Tarashankar Bandopadhya is grouped with those writers of the third decades of the 20th centuries who broke the poetic tradition in novels but took to writing prose with the world around them adding romance to human relationship breaking the indifference of the so called conservative people of the society.
Tarashankar`s novels, so to say, do not look back to the realism in rejection, but accepted it in a new way allowing the reader to breath the truth of human relationship restricted so far by the conservative and hypocrisy of the then society. Tarashankar mainly flourished during the war years, having produced in that period a large number of novels. His celebrated novels are Dhatridebta, Kalindi, Panchagrm, Gonodebata, Kabi, Arogyaniketan, Jalsaghar, Raskali, Hansulibaker Upakatha and so on.
Tarashankar learned to see the world from various angles. He seldom rose above the matter soil and his Birbhum exists only in time and place. He had never been a worshipper of eternity. Tarashankar`s chief contribution to Bengal literature is that he dared writing unbiased. He wrote what he believed and he wrote what he observed. His novels are rich in material and potentials. He preferred sensation to thought. He was ceaselessly productive and his novels are long, seemed unending and characters belonged to the various classes of people from Zaminder down to pauper.

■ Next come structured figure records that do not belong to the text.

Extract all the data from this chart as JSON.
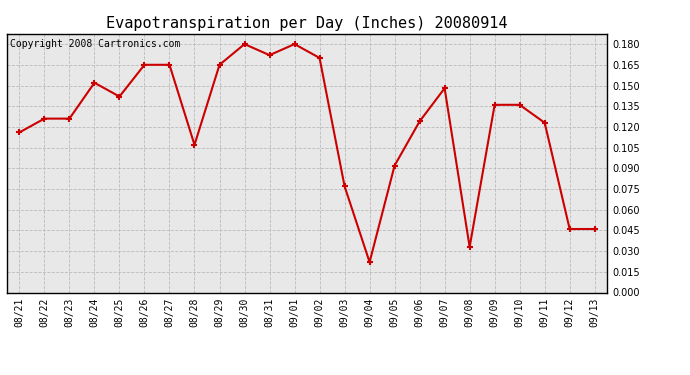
{
  "title": "Evapotranspiration per Day (Inches) 20080914",
  "copyright": "Copyright 2008 Cartronics.com",
  "dates": [
    "08/21",
    "08/22",
    "08/23",
    "08/24",
    "08/25",
    "08/26",
    "08/27",
    "08/28",
    "08/29",
    "08/30",
    "08/31",
    "09/01",
    "09/02",
    "09/03",
    "09/04",
    "09/05",
    "09/06",
    "09/07",
    "09/08",
    "09/09",
    "09/10",
    "09/11",
    "09/12",
    "09/13"
  ],
  "values": [
    0.116,
    0.126,
    0.126,
    0.152,
    0.142,
    0.165,
    0.165,
    0.107,
    0.165,
    0.18,
    0.172,
    0.18,
    0.17,
    0.077,
    0.022,
    0.092,
    0.124,
    0.148,
    0.033,
    0.136,
    0.136,
    0.123,
    0.046,
    0.046
  ],
  "line_color": "#cc0000",
  "marker": "+",
  "marker_color": "#cc0000",
  "bg_color": "#ffffff",
  "plot_bg_color": "#e8e8e8",
  "grid_color": "#bbbbbb",
  "ylim_min": 0.0,
  "ylim_max": 0.1875,
  "ytick_step": 0.015,
  "title_fontsize": 11,
  "copyright_fontsize": 7,
  "tick_fontsize": 7,
  "line_width": 1.5,
  "marker_size": 5
}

Tarashankar experimented in his novels with the relationships, even so called illegal, of either sex. He proved that sexual relation between man and women sometimes dominate to such an extent that it can take an upper hand over the prevailing laws and instructions of society. His novel "Radha" can be set for an example in this context. His historical novel "Ganna Begum" is an attempt worth mentioning for it`s traditional values.
Tarashankar ventured into all walks of Bengali life and it`s experience with the happenings of socio-political milieu. Tarashankar will be remembered for his potential to work with the vast panorama of life where life is observed with care and the judgment is offered to the reader and long ones, then any other author.